I thought of Rosalie again and what I now knew of her: the maid scrubbing the pans in the kitchen, the seamstress in the dull work coat amidst the bustle and noise of the factory and the office clerk in the smart suit with the expensive bag. Then, as the train drew into Missensham and I got out onto the platform, I fancied that I saw her again, as she had been that day, standing on the edge of the platform, but there was nothing more to see after that. That was where her journey had ended.
Chapter 27
October 1940
‘Here it is at last!’ Audrey swept into the drawing room waving a newspaper like a lasso above her head. ‘The Missensham Herald with a front-page retraction as promised, and it has only taken them five months! Ah, here we go: “The Missensham Herald constantly strives for quality journalism,”’ she rolled her eyes dramatically, ‘oh blah blah blah… “we apologise to the Bewsey family of Missensham Grange for any…”’ She flung the newspaper on to the sofa. ‘Missensham Grange in print on their front page again! And this time in a larger typeface – oh the shame!’ She sunk down on to the sofa, with her hand draped over her forehead like a dying maiden in a sentimental oil painting. ‘Oh, Kate, what are we to do?’
I did not answer her, just gazed out the drawing room window. I thought of how we had sat together on my bed just two months before as I had sorted through the suitcase of my mother’s notes. She had talked of herself and my mother as children and tried in her own awkward way to comfort me and I had forgotten her shallow snobbery. I had been reminded that she was not just a visitor but family and, at that moment, no matter how brief it was, I had felt some kind of a connection to her.

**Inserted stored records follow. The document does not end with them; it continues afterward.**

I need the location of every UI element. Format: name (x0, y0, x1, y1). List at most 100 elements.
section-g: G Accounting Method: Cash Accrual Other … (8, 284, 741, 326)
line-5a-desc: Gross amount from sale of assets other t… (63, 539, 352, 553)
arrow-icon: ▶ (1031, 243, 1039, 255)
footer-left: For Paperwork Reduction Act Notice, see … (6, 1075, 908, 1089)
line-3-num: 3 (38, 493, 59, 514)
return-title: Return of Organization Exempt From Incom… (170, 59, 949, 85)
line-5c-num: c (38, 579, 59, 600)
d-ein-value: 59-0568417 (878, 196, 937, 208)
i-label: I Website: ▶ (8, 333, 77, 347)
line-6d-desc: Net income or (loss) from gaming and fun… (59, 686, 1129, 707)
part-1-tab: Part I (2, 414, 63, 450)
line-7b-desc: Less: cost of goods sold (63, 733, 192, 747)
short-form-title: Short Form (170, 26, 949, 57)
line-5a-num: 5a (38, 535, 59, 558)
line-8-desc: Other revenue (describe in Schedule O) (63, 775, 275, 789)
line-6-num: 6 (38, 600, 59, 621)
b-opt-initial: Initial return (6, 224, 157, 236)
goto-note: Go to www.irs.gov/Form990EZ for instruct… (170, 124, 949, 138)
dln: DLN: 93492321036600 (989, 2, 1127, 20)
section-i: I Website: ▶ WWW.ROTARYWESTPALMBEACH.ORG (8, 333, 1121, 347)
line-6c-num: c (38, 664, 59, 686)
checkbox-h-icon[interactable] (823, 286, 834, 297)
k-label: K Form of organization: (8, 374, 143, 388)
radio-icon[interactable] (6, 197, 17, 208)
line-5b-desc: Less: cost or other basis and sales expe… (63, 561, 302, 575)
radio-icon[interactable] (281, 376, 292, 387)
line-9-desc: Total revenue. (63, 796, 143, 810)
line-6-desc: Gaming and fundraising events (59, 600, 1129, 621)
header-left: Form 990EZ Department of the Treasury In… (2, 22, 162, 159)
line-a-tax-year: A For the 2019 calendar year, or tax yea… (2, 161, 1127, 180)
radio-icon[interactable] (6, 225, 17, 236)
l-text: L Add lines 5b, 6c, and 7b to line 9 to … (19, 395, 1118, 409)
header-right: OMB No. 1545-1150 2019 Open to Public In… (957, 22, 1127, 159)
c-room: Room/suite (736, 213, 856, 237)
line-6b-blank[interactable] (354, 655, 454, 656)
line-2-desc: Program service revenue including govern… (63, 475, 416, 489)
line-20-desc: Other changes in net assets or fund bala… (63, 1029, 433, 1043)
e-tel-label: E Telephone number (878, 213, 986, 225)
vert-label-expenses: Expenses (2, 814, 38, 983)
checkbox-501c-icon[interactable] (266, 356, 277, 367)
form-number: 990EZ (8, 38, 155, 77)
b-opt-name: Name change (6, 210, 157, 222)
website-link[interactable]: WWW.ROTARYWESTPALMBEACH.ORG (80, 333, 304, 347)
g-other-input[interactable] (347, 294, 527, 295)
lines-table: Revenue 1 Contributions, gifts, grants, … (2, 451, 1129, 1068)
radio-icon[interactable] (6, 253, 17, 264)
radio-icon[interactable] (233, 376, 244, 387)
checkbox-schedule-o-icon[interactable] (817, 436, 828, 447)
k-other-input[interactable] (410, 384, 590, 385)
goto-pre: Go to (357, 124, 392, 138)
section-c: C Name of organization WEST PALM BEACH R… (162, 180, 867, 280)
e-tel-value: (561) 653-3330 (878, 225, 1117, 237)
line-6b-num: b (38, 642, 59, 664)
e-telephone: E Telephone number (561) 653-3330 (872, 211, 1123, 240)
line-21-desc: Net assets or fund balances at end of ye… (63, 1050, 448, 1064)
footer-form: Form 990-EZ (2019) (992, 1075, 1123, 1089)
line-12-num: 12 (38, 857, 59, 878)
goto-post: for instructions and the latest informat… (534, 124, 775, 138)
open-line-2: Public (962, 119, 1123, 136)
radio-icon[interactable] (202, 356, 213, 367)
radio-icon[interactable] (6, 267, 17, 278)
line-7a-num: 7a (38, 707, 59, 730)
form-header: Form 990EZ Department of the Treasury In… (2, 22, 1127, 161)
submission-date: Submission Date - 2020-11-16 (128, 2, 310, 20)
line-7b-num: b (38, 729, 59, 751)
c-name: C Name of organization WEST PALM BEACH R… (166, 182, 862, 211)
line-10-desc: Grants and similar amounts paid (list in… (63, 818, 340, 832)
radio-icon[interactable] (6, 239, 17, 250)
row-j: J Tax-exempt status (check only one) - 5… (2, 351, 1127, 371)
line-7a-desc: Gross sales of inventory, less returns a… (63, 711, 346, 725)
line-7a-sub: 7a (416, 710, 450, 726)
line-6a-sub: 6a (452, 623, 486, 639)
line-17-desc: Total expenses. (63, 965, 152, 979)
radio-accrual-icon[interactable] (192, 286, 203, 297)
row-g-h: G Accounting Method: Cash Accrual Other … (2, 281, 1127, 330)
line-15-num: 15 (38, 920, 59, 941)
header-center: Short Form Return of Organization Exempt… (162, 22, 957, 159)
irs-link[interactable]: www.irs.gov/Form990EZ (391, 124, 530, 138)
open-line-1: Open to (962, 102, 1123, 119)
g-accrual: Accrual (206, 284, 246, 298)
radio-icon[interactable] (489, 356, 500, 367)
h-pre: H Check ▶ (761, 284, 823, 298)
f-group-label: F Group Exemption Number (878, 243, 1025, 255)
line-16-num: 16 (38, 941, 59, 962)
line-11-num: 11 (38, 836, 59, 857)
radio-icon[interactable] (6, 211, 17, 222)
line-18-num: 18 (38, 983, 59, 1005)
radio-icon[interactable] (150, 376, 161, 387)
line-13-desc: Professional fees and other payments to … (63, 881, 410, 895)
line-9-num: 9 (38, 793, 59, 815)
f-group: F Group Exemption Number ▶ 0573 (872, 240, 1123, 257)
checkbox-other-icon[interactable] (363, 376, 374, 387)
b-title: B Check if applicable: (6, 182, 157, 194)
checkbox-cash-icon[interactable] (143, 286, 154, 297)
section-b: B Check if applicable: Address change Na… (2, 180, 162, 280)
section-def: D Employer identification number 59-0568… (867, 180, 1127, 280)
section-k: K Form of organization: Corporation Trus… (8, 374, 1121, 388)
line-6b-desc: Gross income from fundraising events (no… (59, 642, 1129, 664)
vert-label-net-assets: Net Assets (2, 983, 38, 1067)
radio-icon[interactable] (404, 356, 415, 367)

I longed for that intimacy to return but now I felt sure that it w
ould not.
‘Kate!’ she said. ‘You must have been miles away because I don’t think you can have heard me.’
‘I heard you, Aunt Audrey,’ I said. ‘But I don’t think there is anything you can do about it.’ I had thought her meddling with the newspaper foolish before, but after our conversation on my bed, I thought that maybe she had my best interests at heart and was trying to protect what remained of her family and her childhood home, so I added hopefully: ‘But I appreciate you are trying, I know you are family and that you care.’
‘I do,’ she said, nodding earnestly, the waves in her hair bouncing. ‘I do, and you must know that it is not just my reputation that I care about, it is yours also.’
‘I know that,’ I said softly, although I wondered whose reputation she thought the more important. I opened my mouth but found myself hesitating as I wondered if she would give up the secrets that Dad would not. ‘Aunt Audrey,’ I said at last, ‘do you remember that week before Jemima’s party, when you came to my room and sat with me on the bed and we talked about you and my mother and the way you were together as children?’
‘Of course, I remember it, sweetheart!’ she said, her eyes widening dramatically.
‘Well, on that day you said that you had reasons for not talking about things from the past.’
‘I did say that,’ she said, ‘but—’
‘Well,’ I said quickly, fearing that my courage might fail me. ‘The murder is not really the first family scandal you have tried to cover up, is it, Aunt Audrey?’
‘Whatever do you mean?’ she blurted and I fancied that her reaction was so quick that it was almost a reflex, as if denial was the natural answer to any innocent query about the past.